Ying_H_Intel · ‎11-06-2013

Hi Letian,

It looks a big question. I may suggest you to start with MKL internal parallel.

As for most of case, MKL have explored the best parallel performance on multi-core based on your system configuration and problem size. If you call threaded MKL library, your application will get parallel automatically.

For example, you may try the pardiso first to see the performance change with export MKL_NUM_THREADS=1/2/4/8, also with command

> ifort -mkl your.f90

>export MKL_NUM_THREADS=1

>a.out

( I'm not sure how mpi process influence the MKL thread ,which is based on OpenMP)

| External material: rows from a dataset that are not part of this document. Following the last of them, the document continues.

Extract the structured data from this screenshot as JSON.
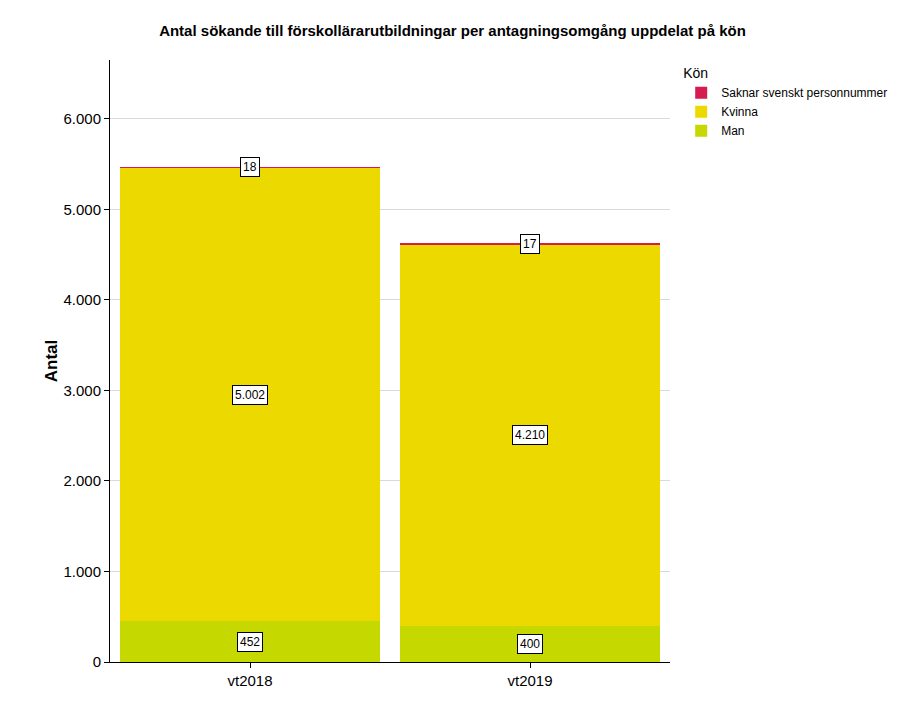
{
  "chart_data": {
    "type": "bar",
    "title": "Antal sökande till förskollärarutbildningar per antagningsomgång uppdelat på kön",
    "y_label": "Antal",
    "legend_title": "Kön",
    "categories": [
      "vt2018",
      "vt2019"
    ],
    "stacked": true,
    "data_labels": true,
    "grid": true,
    "legend": "top right",
    "series": [
      {
        "name": "Man",
        "color": "#c5d800",
        "values": [
          452,
          400
        ],
        "value_labels": [
          "452",
          "400"
        ]
      },
      {
        "name": "Kvinna",
        "color": "#ecd900",
        "values": [
          5002,
          4210
        ],
        "value_labels": [
          "5.002",
          "4.210"
        ]
      },
      {
        "name": "Saknar svenskt personnummer",
        "color": "#d81b4f",
        "values": [
          18,
          17
        ],
        "value_labels": [
          "18",
          "17"
        ]
      }
    ],
    "ylim": [
      0,
      6650
    ],
    "yticks": [
      0,
      {
        "value": 1000,
        "label": "1.000"
      },
      {
        "value": 2000,
        "label": "2.000"
      },
      {
        "value": 3000,
        "label": "3.000"
      },
      {
        "value": 4000,
        "label": "4.000"
      },
      {
        "value": 5000,
        "label": "5.000"
      },
      {
        "value": 6000,
        "label": "6.000"
      }
    ]
  }
}
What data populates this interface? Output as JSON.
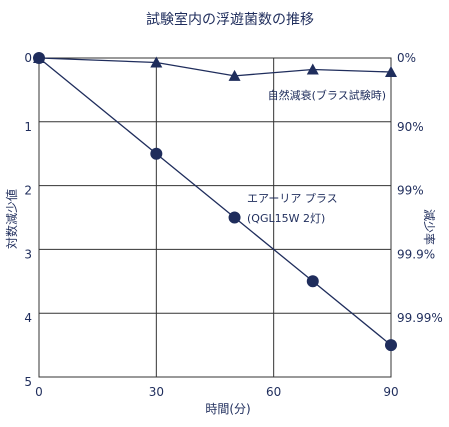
{
  "chart_data": {
    "type": "line",
    "title": "試験室内の浮遊菌数の推移",
    "xlabel": "時間(分)",
    "ylabel_left": "対数減少値",
    "ylabel_right": "減少率",
    "xlim": [
      0,
      90
    ],
    "ylim": [
      0,
      5
    ],
    "y_inverted": true,
    "grid": true,
    "x_ticks": [
      0,
      30,
      60,
      90
    ],
    "y_ticks": [
      0,
      1,
      2,
      3,
      4,
      5
    ],
    "right_ticks": [
      {
        "label": "0%",
        "y": 0
      },
      {
        "label": "90%",
        "y": 1
      },
      {
        "label": "99%",
        "y": 2
      },
      {
        "label": "99.9%",
        "y": 3
      },
      {
        "label": "99.99%",
        "y": 4
      }
    ],
    "series": [
      {
        "name": "自然減衰(ブラス試験時)",
        "marker": "triangle",
        "color": "#1f2d5c",
        "points": [
          [
            0,
            0
          ],
          [
            30,
            0.07
          ],
          [
            50,
            0.28
          ],
          [
            70,
            0.18
          ],
          [
            90,
            0.22
          ]
        ]
      },
      {
        "name": "エアーリア プラス (QGL15W 2灯)",
        "name_line1": "エアーリア プラス",
        "name_line2": "(QGL15W 2灯)",
        "marker": "circle",
        "color": "#1f2d5c",
        "points": [
          [
            0,
            0
          ],
          [
            30,
            1.5
          ],
          [
            50,
            2.5
          ],
          [
            70,
            3.5
          ],
          [
            90,
            4.5
          ]
        ]
      }
    ],
    "annotations": [
      {
        "series_index": 0,
        "text": "自然減衰(ブラス試験時)"
      },
      {
        "series_index": 1,
        "text": "エアーリア プラス"
      },
      {
        "series_index": 1,
        "text": "(QGL15W 2灯)"
      }
    ]
  }
}
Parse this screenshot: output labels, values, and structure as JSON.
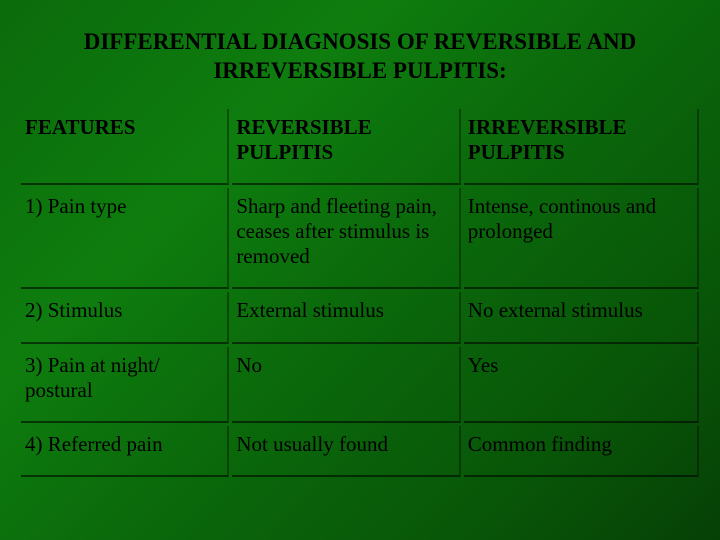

Then if you really need parallelize your application yourself, you may need to learn all kind parallel method, typically, OpenMP as

http://software.intel.com/en-us/forums/topic/487697

and pThread on Linux.

+ threaded MKL library (-lmkl_intel_thread -lmkl_core -liomp5) .

You may search in the forum or mkl userguide. Here is one documentation about this for your reference.

http://software.intel.com/en-us/articles/intel-math-kernel-library-intel-mkl-using-intel-mkl-with-threaded-applications

Best Regards,

Ying

TimP · ‎11-06-2013

People who are interested in cpu_time for parallel benchmarks usually consider an increase as a favorable result, using it along with the elapsed time (e.g. from system_clock) to calculate "concurrency" (the ratio of cpu time to elapsed time).

The new compiler feature !$omp parallel do simd is particularly hoggish in terms of making big increases in CPU time, on the assumption that enough threads will be used to make a reduction in elapsed time.

Hyperthreading enthusiasts don't always care even about a reduction in elapsed time; they simply like to see a large concurrency figure.